The island also returns, and you can play minigames here for medals that will get you exclusive stuff, like the wetsuit so you can go swimming.
It's the little things that matter A lot of little details have been added here and there as well. Things like your character nodding or shaking his head when you answer a question. The events that happen around the year (so far I've only experienced the Bug-off) also saw a nice little bump, with more characters appearing for the awards ceremony to applaud the winners.

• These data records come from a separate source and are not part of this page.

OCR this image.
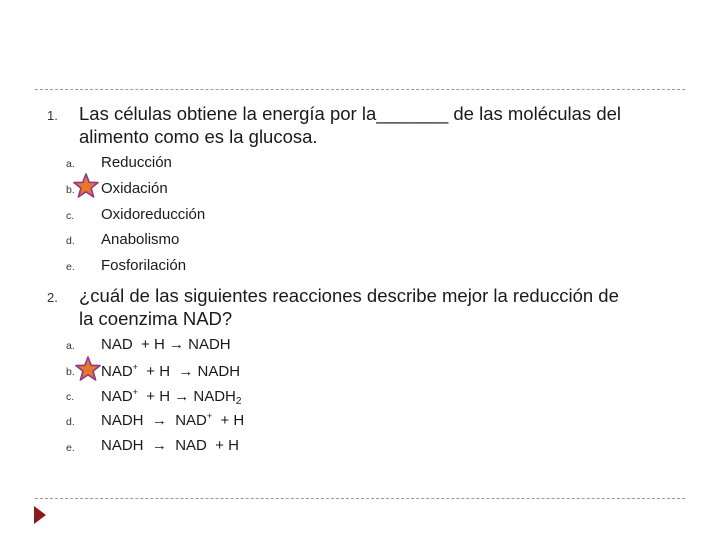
1. Las células obtiene la energía por la_______ de las moléculas del
alimento como es la glucosa.
a. Reducción
b. Oxidación
c. Oxidoreducción
d. Anabolismo
e. Fosforilación
2. ¿cuál de las siguientes reacciones describe mejor la reducción de
la coenzima NAD?
a. NAD + H → NADH
b. NAD+ + H → NADH
c. $NAD^+ + H \to NADH_2$
d. NADH → NAD+ + H
e. NADH → NAD + H
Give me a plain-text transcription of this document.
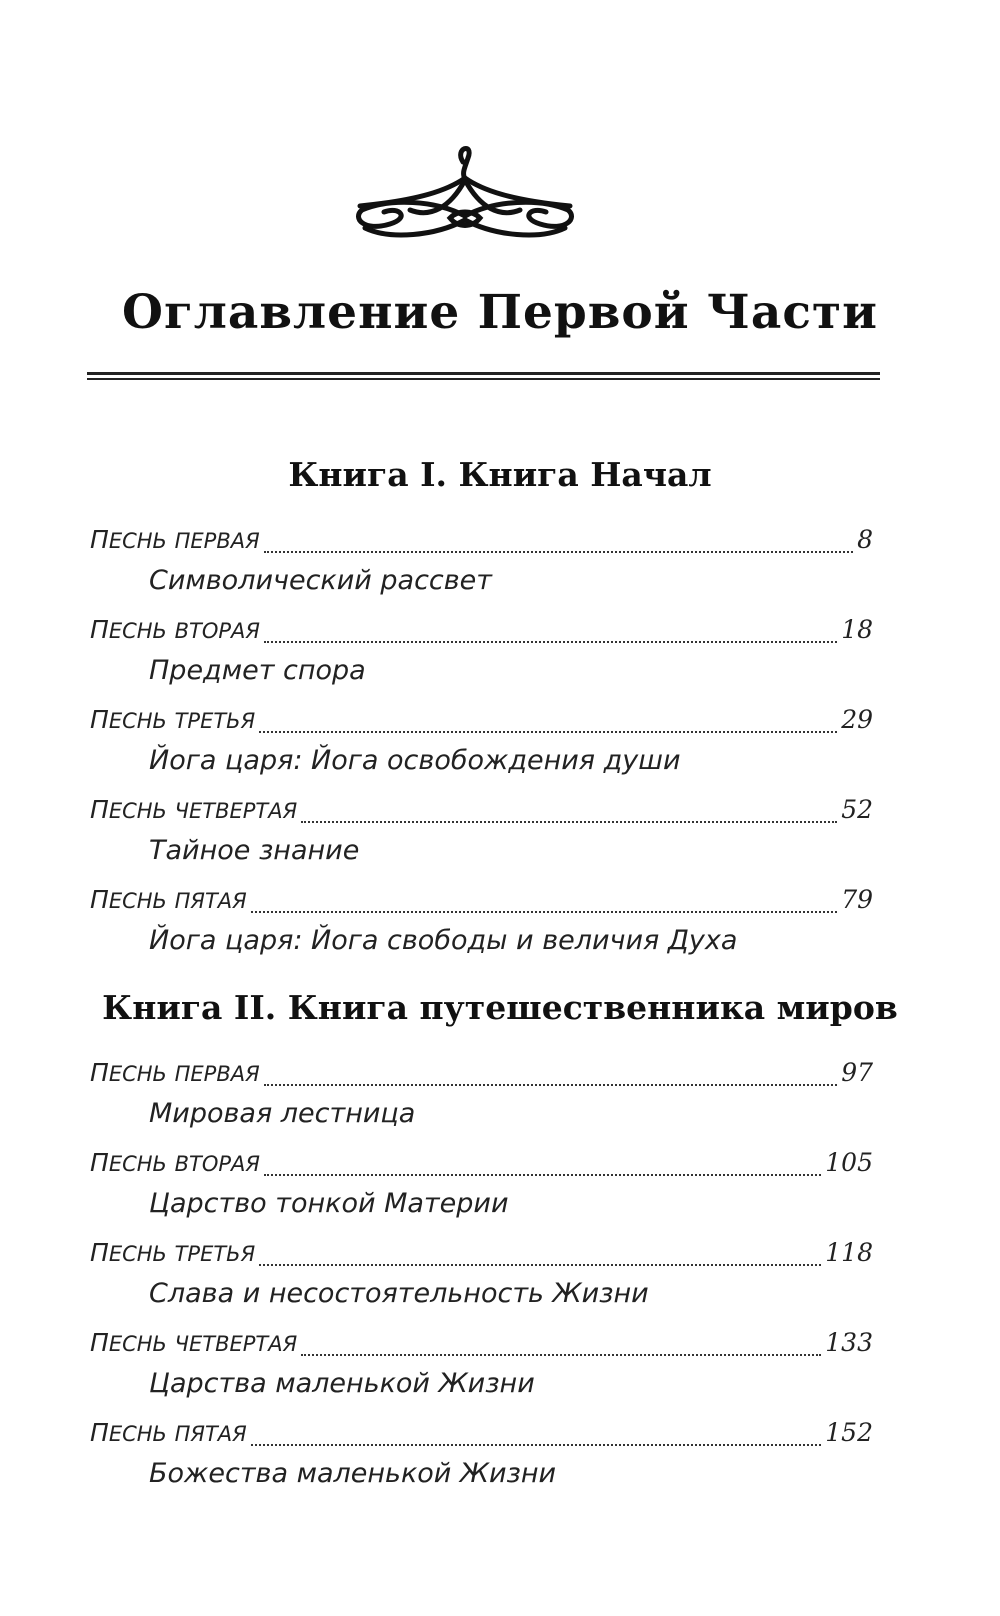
Оглавление Первой Части
Книга I. Книга Начал
ПЕСНЬ ПЕРВАЯ	8
Символический рассвет
ПЕСНЬ ВТОРАЯ	18
Предмет спора
ПЕСНЬ ТРЕТЬЯ	29
Йога царя: Йога освобождения души
ПЕСНЬ ЧЕТВЕРТАЯ	52
Тайное знание
ПЕСНЬ ПЯТАЯ	79
Йога царя: Йога свободы и величия Духа
Книга II. Книга путешественника миров
ПЕСНЬ ПЕРВАЯ	97
Мировая лестница
ПЕСНЬ ВТОРАЯ	105
Царство тонкой Материи
ПЕСНЬ ТРЕТЬЯ	118
Слава и несостоятельность Жизни
ПЕСНЬ ЧЕТВЕРТАЯ	133
Царства маленькой Жизни
ПЕСНЬ ПЯТАЯ	152
Божества маленькой Жизни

Possibly the one thing that still gets me to smile though is the reactions of the villagers when you pay them a visit. You enter their house, talk to them like all other games, however when you leave the house, the villager may either wave goodbye (and smile) or bow respectfully to you. It's little details like this that give this new Animal Crossing more life.
Mayor Evaluation: At $35 USD, Animal Crossing: New Leaf is an adorable little debt simulator that wriggles its way into your heart. There is so much to see and do that it doesn’t get old as long as you pace yourself, remember, Animal Crossing plays via the 3DS system clock, meaning when someone says “Come back tomorrow” they MEAN come back the next REAL day, unless you cheat and change the clock on your system. If you have a 3DS and want a game that you can just hang out, relax, fish and see your pals (points for anyone who gets that reference), then I can recommend this title based on what I have experienced.
If you don’t yet have a 3DS, well if you’re interested and have games coming out later for the system that have you thinking of getting one, this will keep you occupied for quite a while. If you have played any game in the series before, the gameplay is just as solid, with the new features listed above, and features I haven’t even experienced yet.